Levantamento divulgado nesta terça-feira (30) pela Associação Paulista para o Desenvolvimento da Medicina (SPDM), com base em registros do Sistema de Informações de Agravos de Notificação (Sinan), aponta que as notificações passaram de 73.635 em 2020 para 165.413 em 2025, um crescimento de 125%. No período, foram contabilizados 685.629 casos envolvendo vítimas de até 18 anos.

A pesquisa mostra que a violência sexual foi a principal ocorrência, representando 34% das notificações. Em seguida aparecem os casos de negligência e abandono, com 33,3%, e de violência física, com 32,9% dos registros.
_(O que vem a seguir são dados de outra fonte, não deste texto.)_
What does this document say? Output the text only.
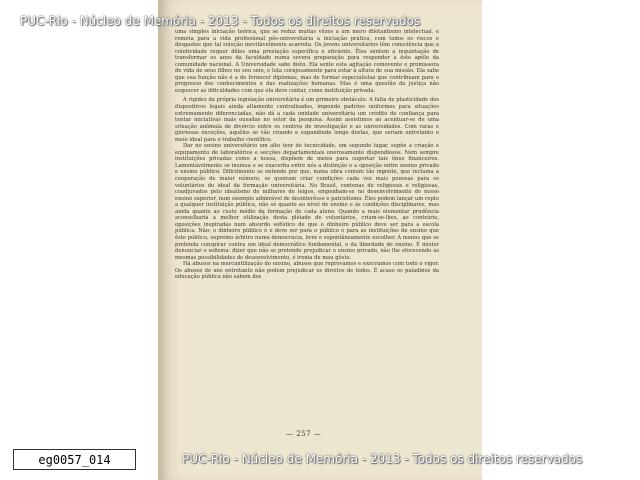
uma simples iniciação teórica, que se reduz muitas vêzes a um mero diletantismo intelectual, e remeta para a vida profissional pós-universitária a iniciação prática, com todos os riscos e desgastes que tal solução inevitàvelmente acarreta. Os jovens universitários têm consciência que a coletividade requer dêles uma prestação específica e eficiente. Êles sentem a inquietação de transformar os anos da faculdade numa severa preparação para responder a êste apêlo da comunidade nacional. A Universidade sabe disto. Ela sente esta agitação comovente e promissora de vida de seus filhos no seu seio, e luta corajosamente para estar à altura de sua missão. Ela sabe que sua função não é a de fornecer diplomas, mas de formar especialistas que contribuam para o progresso dos conhecimentos e das realizações humanas. Mas é uma questão de justiça não esquecer as dificuldades com que ela deve contar, como instituição privada.

A rigidez da própria legislação universitária é um primeiro obstáculo. A falta de plasticidade dos dispositivos legais ainda altamente centralizados, impondo padrões uniformes para situações extremamente diferenciadas, não dá a cada unidade universitária um crédito de confiança para tentar iniciativas mais ousadas no setor da pesquisa. Assim assistimos ao acentuar-se de uma situação anômala de divórcio entre os centros de investigação e as universidades. Com raras e gloriosas exceções, aquêles se vão criando e expandindo longe destas, que seriam entretanto o meio ideal para o trabalho científico.

Dar no ensino universitário um alto teor de tecnicidade, em segundo lugar, supõe a criação e equipamento de laboratórios e secções departamentais onerosamente dispendiosos. Nem sempre instituições privadas como a nossa, dispõem de meios para suportar tais ônus financeiros. Lamentàvelmente se insinua e se exacerba entre nós a distinção e a oposição entre ensino privado e ensino público. Dificilmente se entende por que, numa obra comum tão ingente, que reclama a cooperação de maior número, se queiram criar condições cada vez mais penosas para os voluntários do ideal da formação universitária. No Brasil, centenas de religiosos e religiosas, coadjuvados pelo idealismo de milhares de leigos, empenham-se no desenvolvimento do nosso ensino superior, num exemplo admirável de desinterêsse e patriotismo. Êles podem lançar um repto a qualquer instituição pública, não só quanto ao nível de ensino e às condições disciplinares, mas ainda quanto ao custo médio da formação de cada aluno. Quando a mais elementar prudência aconselharia a melhor utilização desta plêiade de voluntários, criam-se-lhes, ao contrário, oposições inspiradas num absurdo sofístico de que o dinheiro público deve ser para a escola pública. Não: o dinheiro público é e deve ser para o público e para as instituições de ensino que êste público, supremo árbitro numa democracia, livre e espontâneamente escolher. A menos que se pretenda conspirar contra um ideal democrático fundamental, o da liberdade de ensino. É mister denunciar o sofisma: dizer que não se pretende prejudicar o ensino privado, não lhe oferecendo as mesmas possibilidades de desenvolvimento, é ironia de mau gôsto.

Há abusos na mercantilização do ensino, abusos que reprovamos e execramos com todo o vigor. Os abusos de uns entretanto não podem prejudicar os direitos de todos. É acaso os paladinos da educação pública não sabem dos

— 257 —
PUC-Rio - Núcleo de Memória - 2013 - Todos os direitos reservados
PUC-Rio - Núcleo de Memória - 2013 - Todos os direitos reservados
eg0057_014
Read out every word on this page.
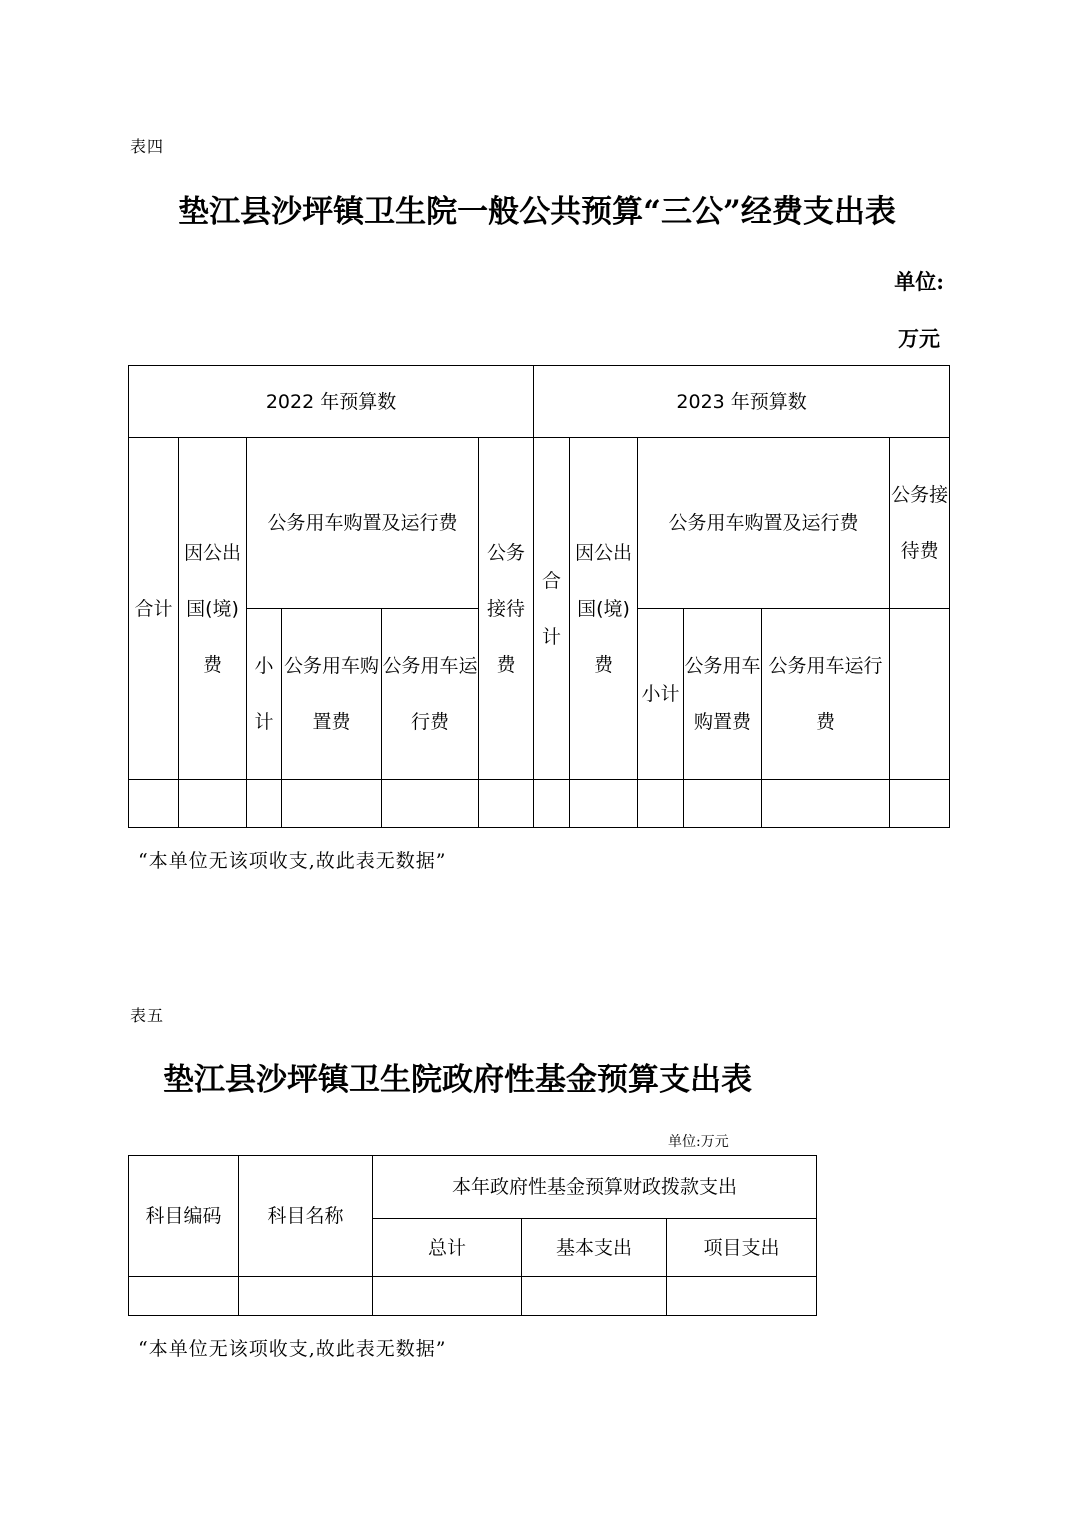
表四
垫江县沙坪镇卫生院一般公共预算“三公”经费支出表
单位:
万元
2022 年预算数						2023 年预算数					
合计	因公出国(境)费	公务用车购置及运行费			公务接待费	合计	因公出国(境)费	公务用车购置及运行费			公务接待费
		小计	公务用车购置费	公务用车运行费				小计	公务用车购置费	公务用车运行费	

“本单位无该项收支,故此表无数据”
表五
垫江县沙坪镇卫生院政府性基金预算支出表
单位:万元
科目编码	科目名称	本年政府性基金预算财政拨款支出		
		总计	基本支出	项目支出

“本单位无该项收支,故此表无数据”
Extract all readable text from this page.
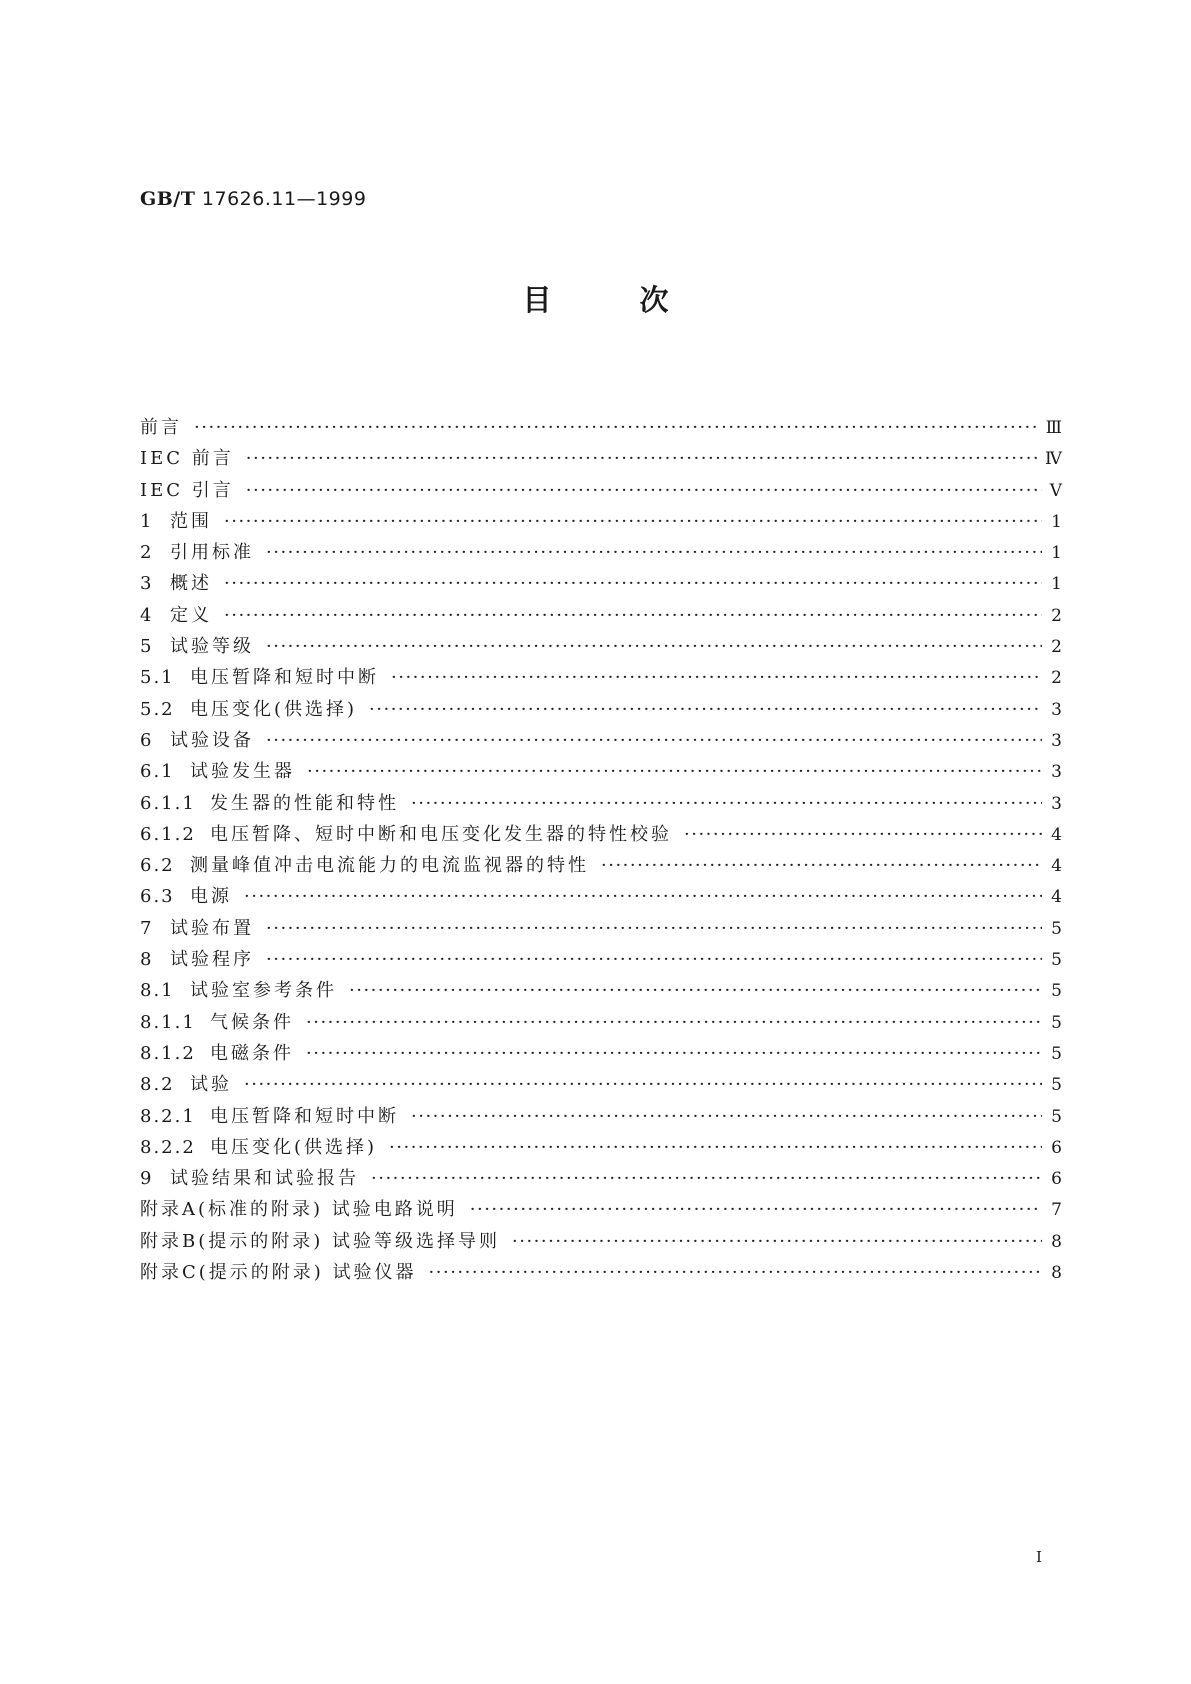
GB/T 17626.11—1999
目次
前言 ·····	Ⅲ
IEC 前言 ·····	Ⅳ
IEC 引言 ·····	Ⅴ
1 范围 ·····	1
2 引用标准 ·····	1
3 概述 ·····	1
4 定义 ·····	2
5 试验等级 ·····	2
5.1 电压暂降和短时中断 ·····	2
5.2 电压变化(供选择) ·····	3
6 试验设备 ·····	3
6.1 试验发生器 ·····	3
6.1.1 发生器的性能和特性 ·····	3
6.1.2 电压暂降、短时中断和电压变化发生器的特性校验 ·····	4
6.2 测量峰值冲击电流能力的电流监视器的特性 ·····	4
6.3 电源 ·····	4
7 试验布置 ·····	5
8 试验程序 ·····	5
8.1 试验室参考条件 ·····	5
8.1.1 气候条件 ·····	5
8.1.2 电磁条件 ·····	5
8.2 试验 ·····	5
8.2.1 电压暂降和短时中断 ·····	5
8.2.2 电压变化(供选择) ·····	6
9 试验结果和试验报告 ·····	6
附录A(标准的附录) 试验电路说明 ·····	7
附录B(提示的附录) 试验等级选择导则 ·····	8
附录C(提示的附录) 试验仪器 ·····	8
I
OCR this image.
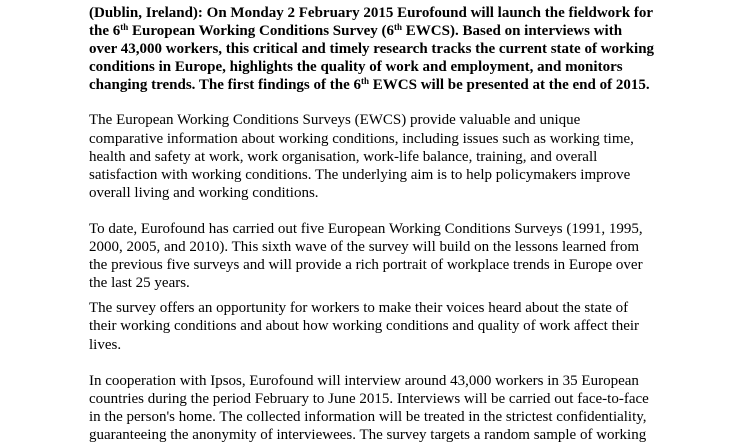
(Dublin, Ireland): On Monday 2 February 2015 Eurofound will launch the fieldwork for
the 6th European Working Conditions Survey (6th EWCS). Based on interviews with
over 43,000 workers, this critical and timely research tracks the current state of working
conditions in Europe, highlights the quality of work and employment, and monitors
changing trends. The first findings of the 6th EWCS will be presented at the end of 2015.

The European Working Conditions Surveys (EWCS) provide valuable and unique
comparative information about working conditions, including issues such as working time,
health and safety at work, work organisation, work-life balance, training, and overall
satisfaction with working conditions. The underlying aim is to help policymakers improve
overall living and working conditions.

To date, Eurofound has carried out five European Working Conditions Surveys (1991, 1995,
2000, 2005, and 2010). This sixth wave of the survey will build on the lessons learned from
the previous five surveys and will provide a rich portrait of workplace trends in Europe over
the last 25 years.

The survey offers an opportunity for workers to make their voices heard about the state of
their working conditions and about how working conditions and quality of work affect their
lives.

In cooperation with Ipsos, Eurofound will interview around 43,000 workers in 35 European
countries during the period February to June 2015. Interviews will be carried out face-to-face
in the person's home. The collected information will be treated in the strictest confidentiality,
guaranteeing the anonymity of interviewees. The survey targets a random sample of working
Outro dado que chama a atenção é que a maior parte das agressões acontece dentro de casa. Segundo o levantamento, a mãe foi identificada como autora da violência em 34% dos casos, enquanto o pai aparece em 26% das notificações.

As meninas são as principais vítimas, respondendo por 62% dos registros. Já os meninos representam 38% das notificações. Em relação à faixa etária, os adolescentes concentram o maior número de casos, com 43% das ocorrências, seguidos pelas crianças de até seis anos, que representam 37,5%.

O estudo também revela que todas as regiões brasileiras registraram aumento nas notificações entre 2020 e 2025. No Centro-Oeste, região onde está Mato Grosso do Sul, o crescimento foi de 508%, evidenciando o fortalecimento das notificações e a necessidade de ampliar a rede de proteção à infância e à adolescência.

Para o presidente da SPDM, o psiquiatra Renato Laranjeira, a violência contra crianças e adolescentes deixa marcas que podem acompanhar as vítimas por toda a vida.

"Quando uma criança ou adolescente é vítima de violência, os impactos podem ultrapassar o momento da agressão e se estender por toda a vida. Estamos falando de consequências físicas, emocionais, sociais e educacionais que podem comprometer o desenvolvimento e aumentar vulnerabilidades futuras", afirmou.

Segundo a entidade, os resultados reforçam a importância da atuação conjunta entre saúde, educação, assistência social e sistema de Justiça, além da qualificação de profissionais para identificar sinais de violência e fortalecer as ações de prevenção e acolhimento às vítimas.